Setting a monthly LLM budget cap (and what happens at 100%)

Every LLM call writes a tagged cost row against a monthly per-store budget; at 100% further LLM work is skipped instead of overspending.

Every LLM call an agent makes writes a usage/cost row, tagged by surface — catalog copy, ad creative, CS drafts, research. That's the raw material for the cap: because every call is a row, spend is countable in real time, per store.

Setting the cap

The budget cap is monthly and per store, set in Settings (stores.config.llm_monthly_cap_usd). The default is $50/month, and it's enforced against month-to-date usage. Most stores never touch it. If you run a large catalog through a copy sweep or turn on aggressive research, you'll want to know where the ceiling is before you hit it.

What happens at 100%

Further LLM work is skipped, not queued. Each guarded call checks month-to-date spend before running; once the cap is hit, the current unit of work is skipped and logged rather than the whole job aborting — so nothing is left half-done, and nothing spends past the cap. It does not degrade to a cheaper model.
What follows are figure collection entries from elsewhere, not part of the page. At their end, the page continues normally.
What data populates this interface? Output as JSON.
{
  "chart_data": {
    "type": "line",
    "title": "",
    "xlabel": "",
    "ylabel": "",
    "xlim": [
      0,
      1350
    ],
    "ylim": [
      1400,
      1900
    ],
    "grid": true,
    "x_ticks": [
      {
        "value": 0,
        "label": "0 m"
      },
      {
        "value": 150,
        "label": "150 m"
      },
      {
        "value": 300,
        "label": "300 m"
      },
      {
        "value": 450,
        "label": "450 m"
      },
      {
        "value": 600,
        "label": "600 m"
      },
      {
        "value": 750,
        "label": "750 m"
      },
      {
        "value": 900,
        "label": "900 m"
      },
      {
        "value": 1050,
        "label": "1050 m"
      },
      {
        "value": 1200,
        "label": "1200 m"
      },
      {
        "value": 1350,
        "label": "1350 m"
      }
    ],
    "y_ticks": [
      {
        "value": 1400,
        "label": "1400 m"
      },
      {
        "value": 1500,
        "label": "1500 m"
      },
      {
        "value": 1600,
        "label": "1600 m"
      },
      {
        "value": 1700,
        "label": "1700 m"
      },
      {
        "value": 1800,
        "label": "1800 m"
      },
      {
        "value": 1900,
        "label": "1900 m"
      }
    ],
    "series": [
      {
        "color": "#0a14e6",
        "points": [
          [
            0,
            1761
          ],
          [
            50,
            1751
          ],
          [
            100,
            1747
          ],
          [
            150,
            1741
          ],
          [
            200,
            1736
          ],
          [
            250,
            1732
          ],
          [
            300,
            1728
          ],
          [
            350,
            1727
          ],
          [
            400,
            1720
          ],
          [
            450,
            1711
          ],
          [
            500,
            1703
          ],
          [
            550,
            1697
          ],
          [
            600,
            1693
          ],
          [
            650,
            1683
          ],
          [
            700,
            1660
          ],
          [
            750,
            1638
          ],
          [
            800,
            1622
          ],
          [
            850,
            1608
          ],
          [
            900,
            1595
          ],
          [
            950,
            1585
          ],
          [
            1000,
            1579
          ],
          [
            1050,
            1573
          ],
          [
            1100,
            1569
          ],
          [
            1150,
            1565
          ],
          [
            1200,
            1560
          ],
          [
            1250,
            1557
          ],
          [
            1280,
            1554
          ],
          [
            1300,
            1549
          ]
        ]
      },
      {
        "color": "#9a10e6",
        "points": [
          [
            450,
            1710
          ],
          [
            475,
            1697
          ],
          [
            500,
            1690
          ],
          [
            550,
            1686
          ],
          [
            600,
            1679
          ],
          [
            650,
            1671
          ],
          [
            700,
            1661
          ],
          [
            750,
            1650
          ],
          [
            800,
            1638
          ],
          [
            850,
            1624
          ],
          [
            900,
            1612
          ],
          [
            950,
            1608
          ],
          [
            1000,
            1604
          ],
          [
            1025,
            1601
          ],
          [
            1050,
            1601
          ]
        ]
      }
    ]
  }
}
  • The cap resets with the calendar month.
  • Skipped work is visible in the run log, so you can see exactly what didn't run and why.
  • Raising the cap in Settings takes effect on the next guarded call.

What the cap never touches

Critical safety paths do not depend on LLM spend. The kill switch, alerting, and monitoring are deterministic code — they run whether the budget is at 0% or 100%. A store at its cap can still be frozen, still fires alerts, and still shows up in the audit log. The cap limits what agents create, never what protects you.